Some applications need to manipulate huge data sets stored in files. Such applications therefore depend on the availability of sufficient disk space throughout their run time. This requirement is similar to the space sharing of available memory, as discussed in the preceding example. The main difference is that the grid engine system does not provide free disk space as one of its standard load parameters. Free disk space is not a standard load parameter because disks are usually partitioned into file systems in a site-specific way. Site-specific partitioning does not allow identifying the file system of interest automatically.
First, the attribute must be configured as a consumable resource, as shown in the following figure.
In the case of local host file systems, a reasonable capacity definition for the disk space consumable can be put in the host configuration, as shown in the following figure.
Submission of jobs to a grid engine system that is configured as described here works similarly to the previous examples:
% qsub -l hf=5G big-sort.sh
The reason the h_fsize attribute is recommended here is that h_fsize also is used as the hard file size limit in the queue configuration. The file size limit restricts the ability of jobs to create files that are larger than what is specified during job submission. The qsub command in this example specifies a file size limit of 5 Gbytes. If the job does not request the attribute, the corresponding value from the queue configuration or host configuration is used. If the Requestable flag for h_fsize is set to FORCED in the example, a request must be included in the qsub command. If the Requestable flag is not set, a request is optional in the qsub command.

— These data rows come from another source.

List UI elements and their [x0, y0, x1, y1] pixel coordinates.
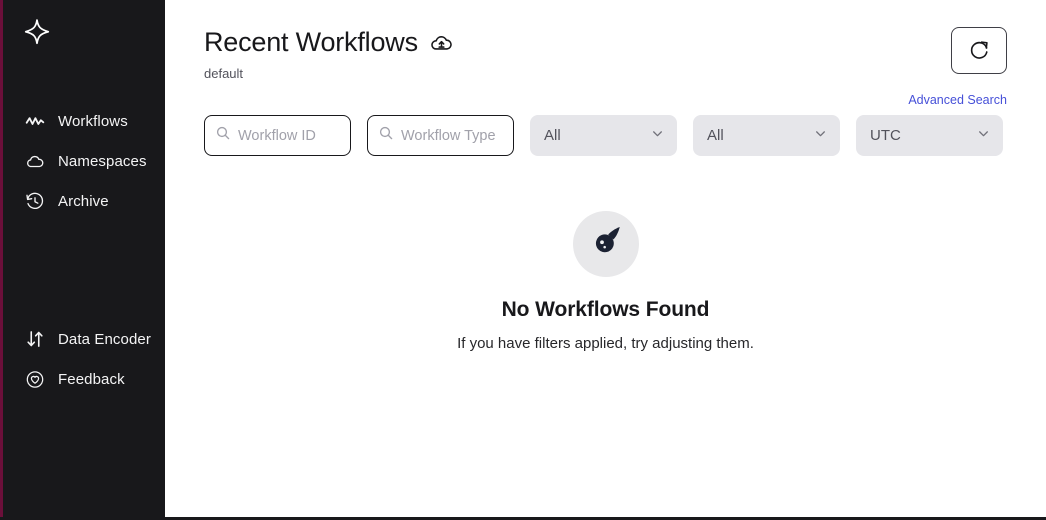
- time-range-select-value: All: [707, 127, 724, 144]
- refresh-icon: [968, 38, 991, 64]
- history-clock-icon: [25, 191, 45, 211]
- status-select[interactable]: All: [530, 115, 677, 156]
- heart-circle-icon: [25, 369, 45, 389]
- search-icon: [215, 125, 231, 146]
- sidebar-item-label: Namespaces: [58, 152, 147, 170]
- four-point-star-logo-icon: [22, 17, 52, 52]
- main-content: Recent Workflows default Advanced Search…: [165, 0, 1046, 517]
- workflow-id-input[interactable]: [238, 127, 340, 144]
- activity-zigzag-icon: [25, 111, 45, 131]
- sidebar-item-label: Workflows: [58, 112, 128, 130]
- empty-state-title: No Workflows Found: [501, 298, 710, 321]
- chevron-down-icon: [651, 127, 664, 145]
- workflow-type-field[interactable]: [367, 115, 514, 156]
- status-select-value: All: [544, 127, 561, 144]
- page-header: Recent Workflows default: [204, 0, 1007, 81]
- app-logo[interactable]: [3, 0, 165, 68]
- advanced-search-link[interactable]: Advanced Search: [908, 93, 1007, 107]
- empty-state-icon-circle: [572, 211, 639, 277]
- empty-state: No Workflows Found If you have filters a…: [204, 211, 1007, 352]
- sidebar-item-label: Archive: [58, 192, 109, 210]
- comet-icon: [587, 223, 625, 266]
- timezone-select-value: UTC: [870, 127, 901, 144]
- arrows-down-up-icon: [25, 329, 45, 349]
- cloud-upload-icon[interactable]: [429, 30, 454, 60]
- cloud-icon: [25, 151, 45, 171]
- sidebar-item-label: Feedback: [58, 370, 125, 388]
- sidebar-primary-nav: Workflows Namespaces Archive: [3, 101, 165, 221]
- workflow-type-input[interactable]: [401, 127, 503, 144]
- sidebar: Workflows Namespaces Archive Data Encode…: [0, 0, 165, 517]
- page-title-row: Recent Workflows: [204, 26, 454, 60]
- empty-state-subtitle: If you have filters applied, try adjusti…: [457, 335, 754, 352]
- app-root: Workflows Namespaces Archive Data Encode…: [0, 0, 1046, 520]
- namespace-label: default: [204, 66, 244, 81]
- page-title: Recent Workflows: [204, 27, 418, 58]
- sidebar-item-data-encoder[interactable]: Data Encoder: [3, 319, 165, 359]
- refresh-button[interactable]: [951, 27, 1007, 74]
- sidebar-item-label: Data Encoder: [58, 330, 151, 348]
- time-range-select[interactable]: All: [693, 115, 840, 156]
- sidebar-secondary-nav: Data Encoder Feedback: [3, 319, 165, 399]
- sidebar-item-namespaces[interactable]: Namespaces: [3, 141, 165, 181]
- timezone-select[interactable]: UTC: [856, 115, 1003, 156]
- filter-bar: All All UTC: [204, 115, 1007, 156]
- search-icon: [378, 125, 394, 146]
- chevron-down-icon: [814, 127, 827, 145]
- workflow-id-field[interactable]: [204, 115, 351, 156]
- sidebar-item-archive[interactable]: Archive: [3, 181, 165, 221]
- advanced-search-row: Advanced Search: [204, 93, 1007, 107]
- sidebar-item-workflows[interactable]: Workflows: [3, 101, 165, 141]
- page-title-block: Recent Workflows default: [204, 26, 454, 81]
- sidebar-item-feedback[interactable]: Feedback: [3, 359, 165, 399]
- chevron-down-icon: [977, 127, 990, 145]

By using the queue limit as the consumable resource, you control requests that the user specifies instead of the real resource consumption by the job scripts. Any violation of the limit is sanctioned, which eventually aborts the job. The queue limit ensures that the resource requests on which the grid engine system internal capacity planning is based are reliable. See the queue_conf(5) and the setrlimit(2) man pages for details.
Some operating systems provide only per-process file size limits. In this case, a job might create multiple files with a size up to the limit. On systems that support per-job file size limitation, the grid engine system uses this functionality with the h_fsize attribute. See the queue_conf(5) man page for further details.
You might want applications that are not submitted to the grid engine system to occupy disk space concurrently. If so, the internal bookkeeping might not be sufficient to prevent application failure due to lack of disk space. To avoid this problem, you can periodically receive statistics about disk space usage, which indicates total disk space consumption, including the one occurring outside the grid engine system.
The load sensor interface enables you to enhance the set of standard load parameters with site-specific information, such as the available disk space on a file system. See Adding Site-Specific Load Parameters for more information.
By adding an appropriate load sensor and reporting free disk space for h_fsize, you can combine consumable resource management and resource availability statistics. The grid engine system compares job requirements for disk space with the available capacity and with the most recent reported load value. Available capacity is derived from the internal resource planning. Jobs get dispatched to a host only if both criteria are met.